Welcoming the CSA’s proposal to consolidate the simplified prospectus (SP) and annual information form (AIF), IFIC argued that the introduction of Fund Facts and ETF Facts has rendered the current regime of disclosure for investment fund issuers.
It highlighted several recommended courses of action, including:
- Reassessing the content of the consolidated SP to assess the relevance of the disclosure to investors, registrants, and regulators;
- The requirement for fund issuers to annually renew and file a prospectus, along with all accompanying documents aside from the Fund Facts or ETF Facts documents;
- Removing duplicative information within the same document, including parts of long-form prospectuses for ETF issuers, as well as between the prospectus and Fund Facts or ETF Facts;
- Removing duplicated information across documents;
- Establishing a form of information circular tailored specifically to fund issuers; and
- Reassessing the quarterly fund portfolio disclosure requirement for funds that provide more frequent portfolio transparency, as well as Management Reports of Fund Performance (MRFP) and financial statements.
A proposed requirement for fund issuers to set up designated websites for investment fund information, IFIC added, should provide for flexibility in designing, building, and maintaining the site.
“[W]e recommend the CSA also consider which disclosure must be ‘pushed’ to the investor and which disclosure can be available for investors to ‘pull’ from the designated website,” the group added, proposing that MRFPs and financial statements be hosted on the site given investors’ low opt-in rates for such information.
And while it commended the OSC’s efforts to conduct a quantitative cost-benefit analysis for separate workstreams, IFIC called on the CSA to perform “more robust” analyses in the future.
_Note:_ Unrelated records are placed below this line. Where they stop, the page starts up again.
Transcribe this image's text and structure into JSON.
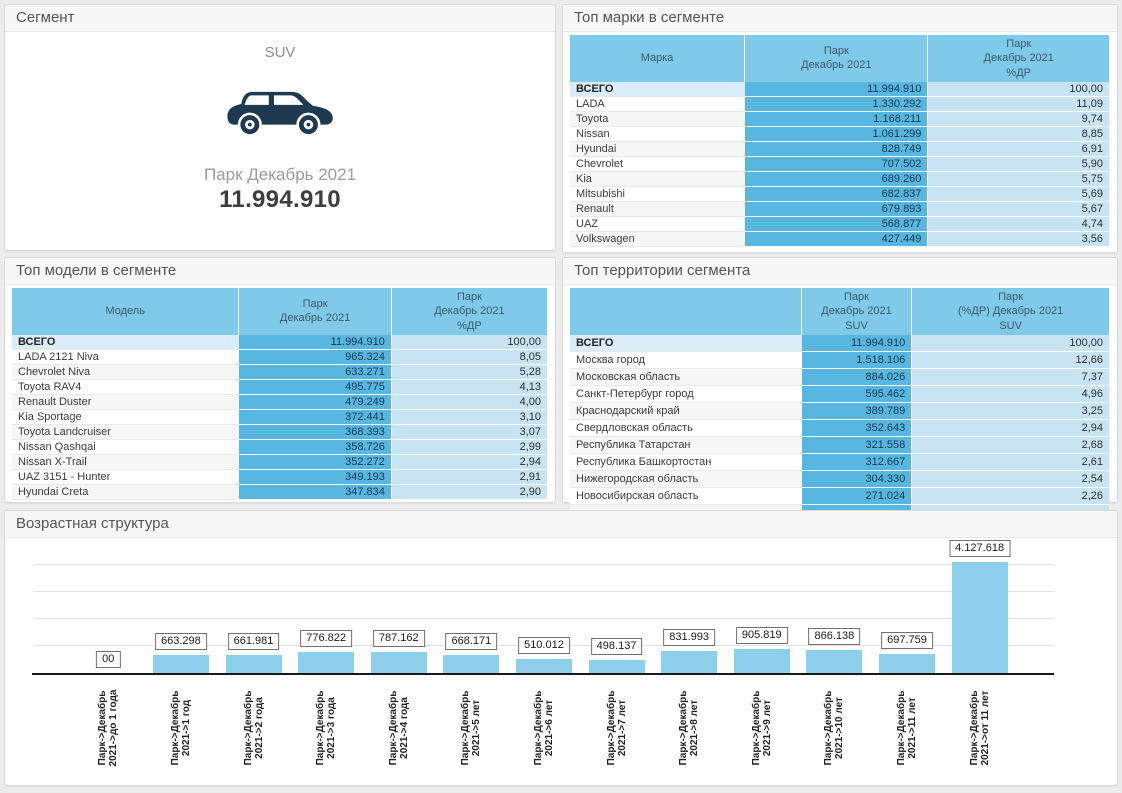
{
  "colors": {
    "page_bg": "#ececec",
    "panel_border": "#d9d9d9",
    "panel_header_bg": "#f7f7f7",
    "panel_title_text": "#545454",
    "table_header_cell": "#7fc9e9",
    "table_header_text": "#3e5a68",
    "table_value_cell": "#58b7e1",
    "table_pct_cell": "#c8e4f3",
    "table_total_cell": "#daecf8",
    "chart_bar": "#8ecfeb",
    "car_icon": "#1d3a50"
  },
  "segment_panel": {
    "title": "Сегмент",
    "segment_name": "SUV",
    "icon": "suv-car-icon",
    "metric_label": "Парк Декабрь 2021",
    "metric_value": "11.994.910"
  },
  "chart_data": [
    {
      "type": "table",
      "title": "Топ марки в сегменте",
      "columns": [
        [
          "Марка"
        ],
        [
          "Парк",
          "Декабрь 2021"
        ],
        [
          "Парк",
          "Декабрь 2021",
          "%ДР"
        ]
      ],
      "col_widths": [
        "32.5%",
        "34%",
        "33.5%"
      ],
      "cut_off": false,
      "rows": [
        {
          "name": "ВСЕГО",
          "park": "11.994.910",
          "share": "100,00",
          "total": true
        },
        {
          "name": "LADA",
          "park": "1.330.292",
          "share": "11,09"
        },
        {
          "name": "Toyota",
          "park": "1.168.211",
          "share": "9,74"
        },
        {
          "name": "Nissan",
          "park": "1.061.299",
          "share": "8,85"
        },
        {
          "name": "Hyundai",
          "park": "828.749",
          "share": "6,91"
        },
        {
          "name": "Chevrolet",
          "park": "707.502",
          "share": "5,90"
        },
        {
          "name": "Kia",
          "park": "689.260",
          "share": "5,75"
        },
        {
          "name": "Mitsubishi",
          "park": "682.837",
          "share": "5,69"
        },
        {
          "name": "Renault",
          "park": "679.893",
          "share": "5,67"
        },
        {
          "name": "UAZ",
          "park": "568.877",
          "share": "4,74"
        },
        {
          "name": "Volkswagen",
          "park": "427.449",
          "share": "3,56"
        }
      ]
    },
    {
      "type": "table",
      "title": "Топ модели в сегменте",
      "columns": [
        [
          "Модель"
        ],
        [
          "Парк",
          "Декабрь 2021"
        ],
        [
          "Парк",
          "Декабрь 2021",
          "%ДР"
        ]
      ],
      "col_widths": [
        "42.5%",
        "28.5%",
        "29%"
      ],
      "cut_off": false,
      "rows": [
        {
          "name": "ВСЕГО",
          "park": "11.994.910",
          "share": "100,00",
          "total": true
        },
        {
          "name": "LADA 2121 Niva",
          "park": "965.324",
          "share": "8,05"
        },
        {
          "name": "Chevrolet Niva",
          "park": "633.271",
          "share": "5,28"
        },
        {
          "name": "Toyota RAV4",
          "park": "495.775",
          "share": "4,13"
        },
        {
          "name": "Renault Duster",
          "park": "479.249",
          "share": "4,00"
        },
        {
          "name": "Kia Sportage",
          "park": "372.441",
          "share": "3,10"
        },
        {
          "name": "Toyota Landcruiser",
          "park": "368.393",
          "share": "3,07"
        },
        {
          "name": "Nissan Qashqai",
          "park": "358.726",
          "share": "2,99"
        },
        {
          "name": "Nissan X-Trail",
          "park": "352.272",
          "share": "2,94"
        },
        {
          "name": "UAZ 3151 - Hunter",
          "park": "349.193",
          "share": "2,91"
        },
        {
          "name": "Hyundai Creta",
          "park": "347.834",
          "share": "2,90"
        }
      ]
    },
    {
      "type": "table",
      "title": "Топ территории сегмента",
      "columns": [
        [
          ""
        ],
        [
          "Парк",
          "Декабрь 2021",
          "SUV"
        ],
        [
          "Парк",
          "(%ДР) Декабрь 2021",
          "SUV"
        ]
      ],
      "col_widths": [
        "43%",
        "20.5%",
        "36.5%"
      ],
      "cut_off": true,
      "rows": [
        {
          "name": "ВСЕГО",
          "park": "11.994.910",
          "share": "100,00",
          "total": true
        },
        {
          "name": "Москва город",
          "park": "1.518.106",
          "share": "12,66"
        },
        {
          "name": "Московская область",
          "park": "884.026",
          "share": "7,37"
        },
        {
          "name": "Санкт-Петербург город",
          "park": "595.462",
          "share": "4,96"
        },
        {
          "name": "Краснодарский край",
          "park": "389.789",
          "share": "3,25"
        },
        {
          "name": "Свердловская область",
          "park": "352.643",
          "share": "2,94"
        },
        {
          "name": "Республика Татарстан",
          "park": "321.558",
          "share": "2,68"
        },
        {
          "name": "Республика Башкортостан",
          "park": "312.667",
          "share": "2,61"
        },
        {
          "name": "Нижегородская область",
          "park": "304.330",
          "share": "2,54"
        },
        {
          "name": "Новосибирская область",
          "park": "271.024",
          "share": "2,26"
        }
      ]
    },
    {
      "type": "bar",
      "title": "Возрастная структура",
      "xlabel": "",
      "ylabel": "",
      "ylim": [
        0,
        4300000
      ],
      "grid": "horizontal",
      "gridlines": [
        1000000,
        2000000,
        3000000,
        4000000
      ],
      "legend": "none",
      "categories": [
        "Парк->Декабрь 2021->до 1 года",
        "Парк->Декабрь 2021->1 год",
        "Парк->Декабрь 2021->2 года",
        "Парк->Декабрь 2021->3 года",
        "Парк->Декабрь 2021->4 года",
        "Парк->Декабрь 2021->5 лет",
        "Парк->Декабрь 2021->6 лет",
        "Парк->Декабрь 2021->7 лет",
        "Парк->Декабрь 2021->8 лет",
        "Парк->Декабрь 2021->9 лет",
        "Парк->Декабрь 2021->10 лет",
        "Парк->Декабрь 2021->11 лет",
        "Парк->Декабрь 2021->от 11 лет"
      ],
      "label_lines": [
        [
          "Парк->Декабрь",
          "2021->до 1 года"
        ],
        [
          "Парк->Декабрь",
          "2021->1 год"
        ],
        [
          "Парк->Декабрь",
          "2021->2 года"
        ],
        [
          "Парк->Декабрь",
          "2021->3 года"
        ],
        [
          "Парк->Декабрь",
          "2021->4 года"
        ],
        [
          "Парк->Декабрь",
          "2021->5 лет"
        ],
        [
          "Парк->Декабрь",
          "2021->6 лет"
        ],
        [
          "Парк->Декабрь",
          "2021->7 лет"
        ],
        [
          "Парк->Декабрь",
          "2021->8 лет"
        ],
        [
          "Парк->Декабрь",
          "2021->9 лет"
        ],
        [
          "Парк->Декабрь",
          "2021->10 лет"
        ],
        [
          "Парк->Декабрь",
          "2021->11 лет"
        ],
        [
          "Парк->Декабрь",
          "2021->от 11 лет"
        ]
      ],
      "values": [
        0,
        663298,
        661981,
        776822,
        787162,
        668171,
        510012,
        498137,
        831993,
        905819,
        866138,
        697759,
        4127618
      ],
      "data_labels": [
        "00",
        "663.298",
        "661.981",
        "776.822",
        "787.162",
        "668.171",
        "510.012",
        "498.137",
        "831.993",
        "905.819",
        "866.138",
        "697.759",
        "4.127.618"
      ]
    }
  ]
}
Some considerations, which it said were based on its members’ experiences, were:
- The cost of external counsel generally used by the CSA does not reflect fees that issuers pay for specialised securities and tax law expertise or the use of a variety of external counsel staff;
- Regulatory change management entails operational costs that go beyond adapting compliance programs — including the need to review, interpret, and implement changes to rules or guidance;
- The fact that changes affecting websites or public-facing documents come with translation and typesetting costs; and
- Aside from a review of internal processes and policies, changes such as the consolidation of the SP and AIF as well as codification of conflicts release may require the use of external counsel advice.